“ARRANCAMOS COMO SOÑADORES Y SEGUIMOS SIENDO SOÑADORES”. FUE EN FEBRERO 2017 (MDT 118) EN LOS 15 AÑOS DE SU BANDA

“Después de haber estado en Malagata, que no llegó a ser un año, y donde tuve mi debut como cantante profesional, por llamarlo de alguna forma, hubo un sentimiento que no pude evitar de no querer hacer más nada con la música. Estaba un poco enojado porque me quedé afuera del grupo sin tener ninguna culpa, era un problema de manejo entre el dueño de la banda y la compañía Leader Music, yo quedé parado en el medio y pasé de mi fin de semana con algunos bailes, más tele, a no tener nada. A mis 16 años eso me pegó bastante feo y tuve que reacomodar todo de vuelta. Yo había dejado el colegio para estar en Malagata. Fue un daño colateral el que sufrí aquella vez, pero después fueron retornando las ganas y comencé a ver la posibilidad de armar algo para mí. Me incliné por hacer mi banda con los chicos que están hoy y con quienes en nuestra adolescencia musical ya habíamos hecho cosas juntos”.

“Cuando arrancamos, como toda banda, fue con sueños, la música se nutre de sueños, el mundo del espectáculo es un gran negocio de crearte tus propias expectativas, así se empieza.

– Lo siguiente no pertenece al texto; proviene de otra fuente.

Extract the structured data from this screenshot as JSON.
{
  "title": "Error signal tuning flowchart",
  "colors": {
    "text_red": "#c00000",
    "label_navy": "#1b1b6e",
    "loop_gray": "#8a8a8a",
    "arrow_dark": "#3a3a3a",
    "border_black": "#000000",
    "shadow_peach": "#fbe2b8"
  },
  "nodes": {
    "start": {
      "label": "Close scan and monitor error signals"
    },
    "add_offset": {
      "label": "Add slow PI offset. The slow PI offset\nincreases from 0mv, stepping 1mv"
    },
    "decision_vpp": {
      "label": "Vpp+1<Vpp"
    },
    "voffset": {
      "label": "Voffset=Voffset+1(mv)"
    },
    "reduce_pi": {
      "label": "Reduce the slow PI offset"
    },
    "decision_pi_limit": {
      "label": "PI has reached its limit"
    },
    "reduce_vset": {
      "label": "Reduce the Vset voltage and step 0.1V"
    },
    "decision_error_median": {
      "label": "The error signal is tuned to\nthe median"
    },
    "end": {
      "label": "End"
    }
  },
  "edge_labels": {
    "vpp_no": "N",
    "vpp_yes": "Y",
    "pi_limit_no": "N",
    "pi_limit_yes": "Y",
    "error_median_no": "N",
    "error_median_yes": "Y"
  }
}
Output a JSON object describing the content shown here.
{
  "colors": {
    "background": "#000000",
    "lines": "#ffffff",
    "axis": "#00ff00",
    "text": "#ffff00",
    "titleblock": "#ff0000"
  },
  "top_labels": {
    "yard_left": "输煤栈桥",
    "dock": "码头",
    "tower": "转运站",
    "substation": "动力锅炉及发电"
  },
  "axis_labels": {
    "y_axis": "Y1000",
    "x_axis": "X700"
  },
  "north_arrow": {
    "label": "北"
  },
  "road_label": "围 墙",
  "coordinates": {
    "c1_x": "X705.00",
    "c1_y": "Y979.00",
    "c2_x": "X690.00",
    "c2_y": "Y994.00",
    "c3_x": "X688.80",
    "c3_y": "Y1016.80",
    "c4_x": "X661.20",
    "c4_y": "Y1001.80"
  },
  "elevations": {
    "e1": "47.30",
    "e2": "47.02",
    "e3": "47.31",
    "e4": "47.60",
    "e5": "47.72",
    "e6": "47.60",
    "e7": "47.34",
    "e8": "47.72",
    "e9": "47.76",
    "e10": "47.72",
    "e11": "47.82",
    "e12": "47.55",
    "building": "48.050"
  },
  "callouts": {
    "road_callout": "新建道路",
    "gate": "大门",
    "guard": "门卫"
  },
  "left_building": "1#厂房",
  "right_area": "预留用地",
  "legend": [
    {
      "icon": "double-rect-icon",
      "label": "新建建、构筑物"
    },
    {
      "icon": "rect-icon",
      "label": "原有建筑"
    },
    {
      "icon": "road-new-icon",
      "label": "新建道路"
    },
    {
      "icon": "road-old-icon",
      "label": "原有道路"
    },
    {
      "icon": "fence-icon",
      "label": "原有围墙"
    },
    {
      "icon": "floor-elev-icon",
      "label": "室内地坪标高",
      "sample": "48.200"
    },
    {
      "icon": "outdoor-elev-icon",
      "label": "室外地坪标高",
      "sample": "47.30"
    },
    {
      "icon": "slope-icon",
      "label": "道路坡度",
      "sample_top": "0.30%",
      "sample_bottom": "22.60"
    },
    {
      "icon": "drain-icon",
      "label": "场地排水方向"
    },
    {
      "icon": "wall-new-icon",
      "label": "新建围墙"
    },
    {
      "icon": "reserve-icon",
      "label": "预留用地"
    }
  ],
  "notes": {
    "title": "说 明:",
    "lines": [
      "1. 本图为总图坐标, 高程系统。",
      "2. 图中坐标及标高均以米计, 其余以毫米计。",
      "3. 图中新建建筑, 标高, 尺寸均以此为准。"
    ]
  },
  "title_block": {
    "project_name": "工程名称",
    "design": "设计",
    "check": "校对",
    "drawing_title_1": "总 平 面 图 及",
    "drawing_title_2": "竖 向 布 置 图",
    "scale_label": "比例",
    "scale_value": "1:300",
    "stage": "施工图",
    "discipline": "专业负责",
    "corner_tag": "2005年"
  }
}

Es como una lotería, como una apuesta que hacés y que te ilusionás que va a funcionar sin tener ninguna certeza, no es un negocio de vender un producto, como pueden ser cigarrillos o gaseosas, que tienen un costo, le ponés un valor de reventa y ya tenés una ganancia. El mundo del espectáculo se forja con esas expectativas que uno se hace de llegar a ser algo en la movida o en otro ámbito de la música, con el amor que uno tiene por eso… Pero el amor te puede llevar al éxito o al fracaso. Por más amor que uno tenga por lo que hace, obviamente va de la mano del trabajo que se realice, porque si no se trabaja día a día para concretar esos sueños te vas a quedar solamente en eso: en sueños”.

“La banda nuestra surgió en un momento en el que la música que se escuchaba era otra totalmente distinta a la que estábamos proyectando. Cuando nos pusimos en marcha con cumbia norteña hacíamos una gran apuesta. La mayoría de los grupos de aquel momento se limitaban en general a la tendencia que marcaban las bandas exitosas de ese tiempo. Nosotros salimos a romper un poco con todo eso, no salimos a imitar a nadie, salimos creyendo y poniéndole toda la fe a lo que estábamos proponiendo. Arrancamos como soñadores y seguimos siendo soñadores. Los músicos de ésta banda conocen nuestra historia desde la hora cero, cada uno se sacrificó y ayudó a moldear nuestro destino”.